La Tourgue, c'était la monarchie; la guillotine, c'était la révolution.
Confrontation tragique.
D'un côté, la dette; de l'autre, l'échéance. D'un côté, l'inextricable complication gothique, le serf, le seigneur, l'esclave, le maître, la roture, la noblesse, le code multiple ramifié en coutumes, le juge et le prêtre coalisés, les ligatures innombrables, le fisc, les gabelles, la mainmorte, les capitations, les exceptions, les prérogatives, les préjugés, les fanatismes, le privilège royal de banqueroute, le sceptre, le trône, le bon plaisir, le droit divin; de l'autre, cette chose simple, un couperet.
D'un côté, le noeud; de l'autre, la hache.

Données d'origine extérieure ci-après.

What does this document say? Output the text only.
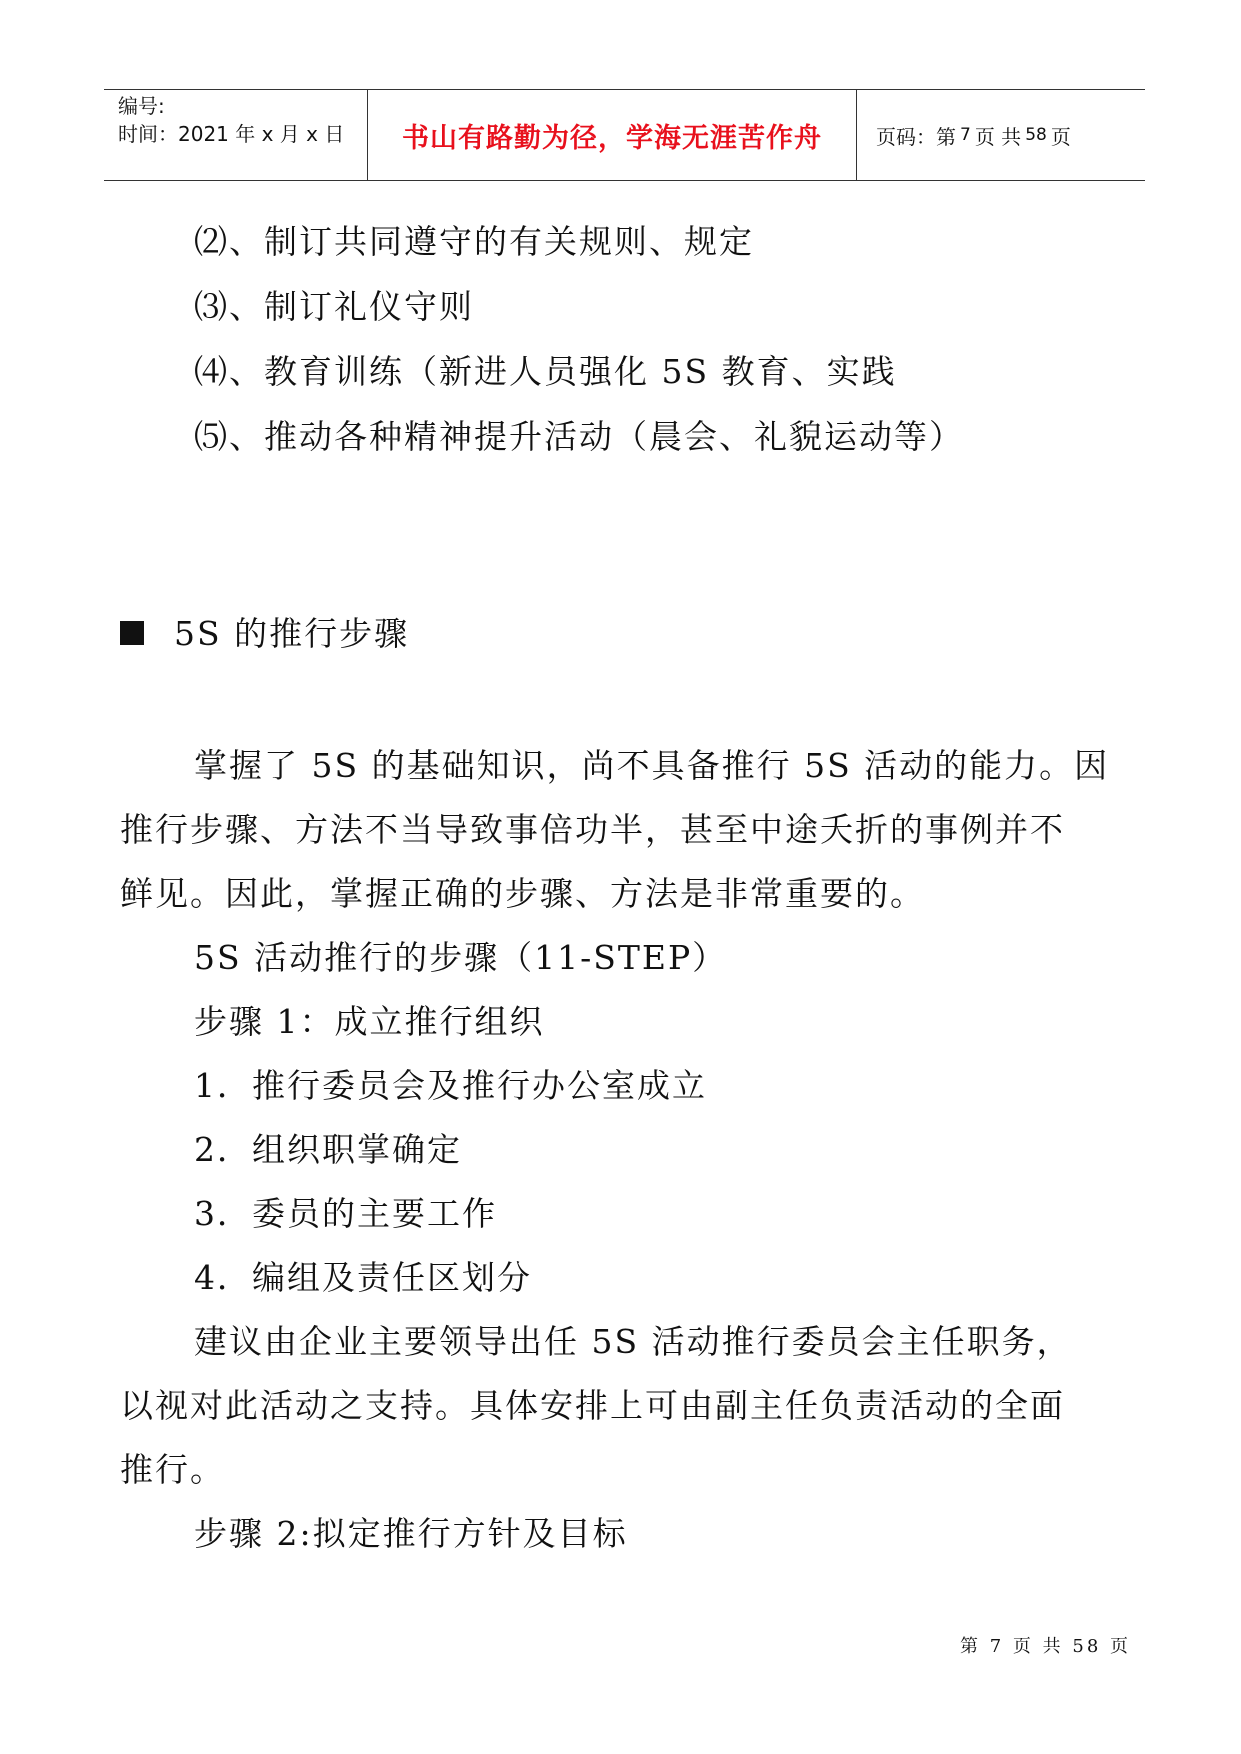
编号:
时间：2021 年 x 月 x 日	书山有路勤为径，学海无涯苦作舟	页码：第 7 页 共 58 页
⑵、制订共同遵守的有关规则、规定
⑶、制订礼仪守则
⑷、教育训练（新进人员强化 5S 教育、实践
⑸、推动各种精神提升活动（晨会、礼貌运动等）
5S 的推行步骤
掌握了 5S 的基础知识，尚不具备推行 5S 活动的能力。因
推行步骤、方法不当导致事倍功半，甚至中途夭折的事例并不
鲜见。因此，掌握正确的步骤、方法是非常重要的。
5S 活动推行的步骤（11-STEP）
步骤 1：成立推行组织
1．推行委员会及推行办公室成立
2．组织职掌确定
3．委员的主要工作
4．编组及责任区划分
建议由企业主要领导出任 5S 活动推行委员会主任职务，
以视对此活动之支持。具体安排上可由副主任负责活动的全面
推行。
步骤 2:拟定推行方针及目标
第 7 页 共 58 页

La Tourgue avait été longtemps seule dans ce désert. Elle était là avec ses mâchicoulis d'où avaient ruisselé l'huile bouillante, la poix enflammée et le plomb fondu, avec ses oubliettes pavées d'ossements, avec sa chambre aux écartèlements, avec la tragédie énorme dont elle était remplie; elle avait dominé de sa figure funeste cette forêt, elle avait eu dans cette ombre quinze siècles de tranquillité farouche, elle avait été dans ce pays l'unique puissance, l'unique respect et l'unique effroi; elle avait régné; elle avait été, sans partage, la barbarie; et tout à coup elle voyait se dresser devant elle et contre elle, quelque chose,—plus que quelque chose,—quelqu'un d'aussi horrible qu'elle, la guillotine.
La pierre semble quelquefois avoir des yeux étranges. Une statue observe, une tour guette, une façade d'édifice contemple. La Tourgue avait l'air d'examiner la guillotine.
Elle avait l'air de s'interroger.
Qu'était-ce que cela?
Il semblait que cela était sorti de terre.